Dias depois, na sequência da investigação, uma vaga de prisões, levava para trás das grades alguns dos implicados, entre os quais o médico Januário, sem dúvida o mais mediático.
A imprensa nacional, mas sobretudo a regional fez eco do desmantelamento de uma rede de tráfico de novos tipos de drogas, da prisão dos seus membros, com muitos contornos sórdidos e especulações suficientes para causar a perplexidade de quem só naquele momento soube do caso.
De todos os cantos das Beiras ecoaram, no entanto, gritos de revolta, que, a pouco e pouco, se transformaram em luta acesa, com apelos à mobilização contra a “injustiça” da prisão do “santo”, do “anjo”. Parecia que ninguém acreditava no seu envolvimento, ou que todos sabiam de alguma coisa que não podiam ou queriam contar.
E naquele dia de quente Maio, uma multidão anónima, quase silenciosa, calma, ordeira, numa paz inusitada, tomou os caminhos das serras, rumo à cidade. De todos os cantos apareceram gentes, do Douro ao Mondego, das Espanhas ao mar…
Os arruamentos foram-se enchendo de gente e a porta da penitenciária foi aberta de par em par, de lá saindo um vulto franzino, insignificante, embrulhado numa túnica, aconchegando nos braços um enorme e esplendido gato preto, pelo sedoso e brilhante, seguido de alguns presidiários invulgarmente calmos, absortos na figura mirrada que os precedia, como que fascinados. Os olhos do gato faiscavam, numa luz intensa que se sobrepunha à luminosidade do dia acalorado.
Em cortejo, percorreram os caminhos da Sé, por entre alas de rostos maravilhados que logo se alinhavam atrás do “santo” após a sua passagem, perante a incredulidade dos agentes policiais, completamente incapazes de agirem, como que enredados numa teia poderosa que o calor abrasador e tempestuoso mais acentuava.
Os guardiães do templo saíram alvoraçados para impedirem a entrada do “santo”, mas também a sua determinação foi vergada quase de imediato por força invisível e misteriosa, quedando-se de joelhos, um após outro, franqueando a pesada porta e dando passagem ao cortejo. Que estranha força era aquela, de onde irradiava, daquele ser franzino e discreto à vista e ao contacto, ou daquele magnífico felino lustroso, simultaneamente tranquilizador e selvagem?

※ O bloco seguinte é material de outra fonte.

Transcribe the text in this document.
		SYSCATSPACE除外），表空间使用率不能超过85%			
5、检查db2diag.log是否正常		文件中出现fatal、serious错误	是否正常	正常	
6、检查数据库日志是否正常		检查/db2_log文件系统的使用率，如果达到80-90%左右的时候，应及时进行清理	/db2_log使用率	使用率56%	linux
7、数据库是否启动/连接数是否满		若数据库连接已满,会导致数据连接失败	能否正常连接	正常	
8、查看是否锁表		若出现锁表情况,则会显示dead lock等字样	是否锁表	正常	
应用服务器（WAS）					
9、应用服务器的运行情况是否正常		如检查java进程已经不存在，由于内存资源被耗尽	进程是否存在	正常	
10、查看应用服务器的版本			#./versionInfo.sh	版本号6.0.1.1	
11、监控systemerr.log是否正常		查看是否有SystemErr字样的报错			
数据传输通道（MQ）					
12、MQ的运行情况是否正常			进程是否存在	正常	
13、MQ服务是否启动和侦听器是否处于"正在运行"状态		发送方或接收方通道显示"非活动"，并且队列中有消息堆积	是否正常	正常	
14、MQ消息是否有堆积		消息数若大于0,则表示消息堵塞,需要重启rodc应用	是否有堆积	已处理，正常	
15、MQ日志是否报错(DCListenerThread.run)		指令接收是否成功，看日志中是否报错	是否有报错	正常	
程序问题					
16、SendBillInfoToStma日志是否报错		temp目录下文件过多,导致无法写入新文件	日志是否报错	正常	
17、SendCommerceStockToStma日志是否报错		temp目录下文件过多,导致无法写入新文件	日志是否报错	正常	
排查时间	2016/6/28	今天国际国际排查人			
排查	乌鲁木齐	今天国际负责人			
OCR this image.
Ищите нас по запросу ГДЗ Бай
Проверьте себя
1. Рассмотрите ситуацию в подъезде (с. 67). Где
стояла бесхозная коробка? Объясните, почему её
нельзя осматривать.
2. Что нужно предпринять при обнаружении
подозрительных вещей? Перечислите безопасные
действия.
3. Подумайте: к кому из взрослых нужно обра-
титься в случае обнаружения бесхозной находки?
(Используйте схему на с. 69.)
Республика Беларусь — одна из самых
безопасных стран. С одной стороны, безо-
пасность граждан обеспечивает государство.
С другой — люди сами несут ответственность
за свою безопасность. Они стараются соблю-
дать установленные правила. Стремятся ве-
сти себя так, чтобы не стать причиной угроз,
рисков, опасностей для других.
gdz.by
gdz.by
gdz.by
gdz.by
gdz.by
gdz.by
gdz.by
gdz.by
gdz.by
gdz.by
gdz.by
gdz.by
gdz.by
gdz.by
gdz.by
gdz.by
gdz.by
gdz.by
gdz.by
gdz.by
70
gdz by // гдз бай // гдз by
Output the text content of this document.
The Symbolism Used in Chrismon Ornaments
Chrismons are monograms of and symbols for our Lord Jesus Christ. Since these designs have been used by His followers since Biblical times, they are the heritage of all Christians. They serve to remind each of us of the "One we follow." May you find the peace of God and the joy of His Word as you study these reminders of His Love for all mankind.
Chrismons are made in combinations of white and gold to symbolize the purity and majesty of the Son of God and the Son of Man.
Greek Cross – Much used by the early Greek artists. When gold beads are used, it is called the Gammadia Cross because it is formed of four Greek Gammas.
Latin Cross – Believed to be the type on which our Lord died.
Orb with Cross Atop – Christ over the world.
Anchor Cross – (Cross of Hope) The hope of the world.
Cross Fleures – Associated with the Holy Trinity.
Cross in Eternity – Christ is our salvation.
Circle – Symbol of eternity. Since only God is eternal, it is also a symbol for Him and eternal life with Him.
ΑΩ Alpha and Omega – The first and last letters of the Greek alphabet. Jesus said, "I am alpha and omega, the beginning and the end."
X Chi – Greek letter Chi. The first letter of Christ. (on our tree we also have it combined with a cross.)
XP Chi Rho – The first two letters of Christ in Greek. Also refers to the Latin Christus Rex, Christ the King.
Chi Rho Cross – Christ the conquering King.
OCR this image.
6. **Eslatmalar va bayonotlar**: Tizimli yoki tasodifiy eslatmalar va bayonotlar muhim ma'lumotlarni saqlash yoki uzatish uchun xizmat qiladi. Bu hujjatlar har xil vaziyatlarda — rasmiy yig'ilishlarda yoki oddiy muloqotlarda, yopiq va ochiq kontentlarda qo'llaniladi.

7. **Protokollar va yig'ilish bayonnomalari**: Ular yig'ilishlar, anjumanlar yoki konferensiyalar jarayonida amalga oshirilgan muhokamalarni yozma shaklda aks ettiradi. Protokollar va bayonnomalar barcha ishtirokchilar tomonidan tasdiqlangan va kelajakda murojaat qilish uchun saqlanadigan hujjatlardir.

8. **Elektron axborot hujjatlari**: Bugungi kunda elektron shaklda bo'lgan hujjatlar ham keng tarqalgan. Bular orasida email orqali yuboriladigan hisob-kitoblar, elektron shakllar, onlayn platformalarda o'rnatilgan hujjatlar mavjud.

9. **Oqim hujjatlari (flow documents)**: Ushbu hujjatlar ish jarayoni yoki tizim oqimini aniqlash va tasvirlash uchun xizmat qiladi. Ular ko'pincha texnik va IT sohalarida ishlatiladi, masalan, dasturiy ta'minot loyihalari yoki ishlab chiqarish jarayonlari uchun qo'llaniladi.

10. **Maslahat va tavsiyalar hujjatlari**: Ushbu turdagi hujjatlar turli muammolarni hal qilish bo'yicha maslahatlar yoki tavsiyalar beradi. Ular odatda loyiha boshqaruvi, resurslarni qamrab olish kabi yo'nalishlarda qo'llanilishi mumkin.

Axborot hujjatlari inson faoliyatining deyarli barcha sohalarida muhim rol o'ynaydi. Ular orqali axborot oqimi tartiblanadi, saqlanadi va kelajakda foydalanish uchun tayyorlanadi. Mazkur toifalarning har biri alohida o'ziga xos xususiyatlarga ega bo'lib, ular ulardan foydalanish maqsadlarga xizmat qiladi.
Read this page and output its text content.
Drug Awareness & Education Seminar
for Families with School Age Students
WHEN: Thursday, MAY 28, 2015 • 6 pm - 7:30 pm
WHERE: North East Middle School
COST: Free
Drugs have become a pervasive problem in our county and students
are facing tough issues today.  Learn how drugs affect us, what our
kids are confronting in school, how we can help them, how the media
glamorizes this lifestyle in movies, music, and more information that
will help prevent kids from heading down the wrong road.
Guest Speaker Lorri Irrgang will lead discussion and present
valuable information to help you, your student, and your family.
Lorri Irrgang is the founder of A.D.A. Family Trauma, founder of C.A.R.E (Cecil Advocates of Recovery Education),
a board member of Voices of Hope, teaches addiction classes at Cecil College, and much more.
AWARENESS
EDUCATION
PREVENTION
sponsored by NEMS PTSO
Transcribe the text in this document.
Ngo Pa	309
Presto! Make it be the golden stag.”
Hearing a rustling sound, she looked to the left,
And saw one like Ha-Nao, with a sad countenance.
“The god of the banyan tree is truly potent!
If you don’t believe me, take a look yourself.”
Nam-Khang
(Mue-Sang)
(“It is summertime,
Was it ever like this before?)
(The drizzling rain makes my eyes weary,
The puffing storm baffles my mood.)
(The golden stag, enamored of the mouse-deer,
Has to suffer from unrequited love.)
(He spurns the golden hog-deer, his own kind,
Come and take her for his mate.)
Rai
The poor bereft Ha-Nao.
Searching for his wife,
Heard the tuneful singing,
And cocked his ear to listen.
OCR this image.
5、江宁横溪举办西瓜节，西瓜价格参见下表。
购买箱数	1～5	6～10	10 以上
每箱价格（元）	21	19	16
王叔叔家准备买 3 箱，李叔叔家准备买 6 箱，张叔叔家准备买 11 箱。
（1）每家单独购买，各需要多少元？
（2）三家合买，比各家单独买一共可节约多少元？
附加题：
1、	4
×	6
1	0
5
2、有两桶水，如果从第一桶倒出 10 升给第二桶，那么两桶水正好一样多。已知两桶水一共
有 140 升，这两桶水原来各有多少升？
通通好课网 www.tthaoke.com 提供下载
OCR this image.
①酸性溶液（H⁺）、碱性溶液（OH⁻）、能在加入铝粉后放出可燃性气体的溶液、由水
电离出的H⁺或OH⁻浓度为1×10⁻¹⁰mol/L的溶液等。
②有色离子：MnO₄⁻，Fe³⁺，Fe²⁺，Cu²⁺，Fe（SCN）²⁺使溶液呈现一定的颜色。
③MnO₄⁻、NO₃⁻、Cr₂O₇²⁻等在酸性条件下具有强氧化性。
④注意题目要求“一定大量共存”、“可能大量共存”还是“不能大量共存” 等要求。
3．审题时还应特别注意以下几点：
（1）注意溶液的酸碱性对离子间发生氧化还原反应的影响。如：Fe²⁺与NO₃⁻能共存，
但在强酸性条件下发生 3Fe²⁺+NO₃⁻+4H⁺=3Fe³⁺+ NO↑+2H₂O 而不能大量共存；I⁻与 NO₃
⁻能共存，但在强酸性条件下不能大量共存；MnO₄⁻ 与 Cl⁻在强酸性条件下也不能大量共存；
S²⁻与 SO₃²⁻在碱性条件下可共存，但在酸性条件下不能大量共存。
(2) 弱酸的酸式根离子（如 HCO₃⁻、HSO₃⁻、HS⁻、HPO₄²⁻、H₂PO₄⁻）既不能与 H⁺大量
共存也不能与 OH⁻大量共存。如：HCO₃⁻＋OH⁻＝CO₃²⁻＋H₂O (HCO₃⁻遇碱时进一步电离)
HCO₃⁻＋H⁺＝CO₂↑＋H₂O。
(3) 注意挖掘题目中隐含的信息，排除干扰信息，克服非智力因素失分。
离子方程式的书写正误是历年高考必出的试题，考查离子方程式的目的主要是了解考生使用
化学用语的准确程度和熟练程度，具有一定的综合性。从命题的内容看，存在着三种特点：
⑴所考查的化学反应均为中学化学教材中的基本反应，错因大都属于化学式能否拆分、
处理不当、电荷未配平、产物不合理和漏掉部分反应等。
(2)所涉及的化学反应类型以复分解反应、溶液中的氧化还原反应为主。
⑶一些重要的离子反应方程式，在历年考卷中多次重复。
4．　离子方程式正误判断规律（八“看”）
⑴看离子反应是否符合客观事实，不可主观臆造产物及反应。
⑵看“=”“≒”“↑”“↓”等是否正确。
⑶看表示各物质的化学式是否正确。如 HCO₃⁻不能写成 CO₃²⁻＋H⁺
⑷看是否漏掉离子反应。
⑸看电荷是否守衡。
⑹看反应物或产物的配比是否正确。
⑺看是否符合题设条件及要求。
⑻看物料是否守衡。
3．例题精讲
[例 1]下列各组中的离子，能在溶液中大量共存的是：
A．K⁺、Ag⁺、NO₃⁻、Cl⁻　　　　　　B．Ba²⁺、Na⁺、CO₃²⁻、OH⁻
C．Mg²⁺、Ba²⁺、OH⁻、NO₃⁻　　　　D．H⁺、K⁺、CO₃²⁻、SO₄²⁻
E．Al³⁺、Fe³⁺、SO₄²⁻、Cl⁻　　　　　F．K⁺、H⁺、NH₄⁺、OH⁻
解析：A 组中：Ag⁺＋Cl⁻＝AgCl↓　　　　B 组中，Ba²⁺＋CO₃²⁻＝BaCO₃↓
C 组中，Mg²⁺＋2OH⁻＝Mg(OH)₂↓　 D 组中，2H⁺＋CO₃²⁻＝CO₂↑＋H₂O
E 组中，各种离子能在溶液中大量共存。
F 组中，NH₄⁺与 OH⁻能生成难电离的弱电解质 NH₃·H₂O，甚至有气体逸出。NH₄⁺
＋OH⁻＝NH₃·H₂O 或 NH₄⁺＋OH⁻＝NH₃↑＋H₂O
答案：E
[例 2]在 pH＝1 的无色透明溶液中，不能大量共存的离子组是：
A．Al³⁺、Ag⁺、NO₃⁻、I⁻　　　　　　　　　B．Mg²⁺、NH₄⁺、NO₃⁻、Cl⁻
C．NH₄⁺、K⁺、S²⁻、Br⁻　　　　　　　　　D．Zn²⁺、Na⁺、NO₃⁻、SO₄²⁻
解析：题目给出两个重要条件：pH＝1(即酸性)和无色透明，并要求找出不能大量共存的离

Já no alto da torre, o vulto franzino abriu os braços perante a multidão, dando largas ao felino que logo pulou para o sino, num salto magistral e dominador, parecendo absorver no seu olhar fulminante, todos os olhos que se fixavam na cena que ali se desenrolava.
Com voz sumida, mas audível, dirigiu-se aos seus seguidores:
- Meus Amigos, ide para vossas casas. O que estais a fazer não está certo. Não mereço a vossa presença, não sou santo nem demónio, sou como todos vós!
E um coro de milhares de vozes ecoou na vetusta praça granítica:
- Santo! Santo! Santo!
O gato miou, em quase desespero, pareceu maior que nunca, trepou para a cúpula, dominando toda a praça, abriu a boca, mostrando uns dentes alvos, em contraste com o pelo escuro como breu, brilhante como diamante polido e rosnou altivamente, dominador…
- Não, não, sou como vocês! Sabem quem sou, o que faço e porque o faço, isso chega-me e reconforta-me. Infringi as leis dos homens e dizem que tenho de pagar a minha dívida, mas não infringi as leis dos vossos corações e agradeço-vos por isso. Estais aqui porque quisestes vir, ninguém vos obrigou. Devo-vos isso. Parti, porque também eu tenho que partir! Ide para casa!
- Santo! Santo! Santo!

Os homens que o acompanharam na caminhada e na subida ao campanário, chegaram-se mais à frente, aproximaram-se mais dele, ajoelharam-se como que a pedir perdão e depois de receberem um aceno aprovador e umas quantas palavras que se perderam no ar, precipitaram-no do alto da torre.
A queda desamparada nos degraus da escadaria monumental ocorreu no preciso momento em que um raio varreu os céus escurecidos, perante o silêncio sepulcral da multidão, que ajoelhou num gesto único. No momento seguinte, o ribombar do trovão abanou os ares e uma chuva diluviana abateu-se sobre aquela multidão muda e imóvel.
Em completo êxtase, Fidalgo não conseguia desviar o olhar da torre onde o relógio marcava a hora maldita, como se o Januário ainda lá estivesse e só despertou do torpor em que se encontrava para seguir Eugénio quando este virou as costas à Sé e caminhou, determinado, por entre a multidão de joelhos, para fora da praça.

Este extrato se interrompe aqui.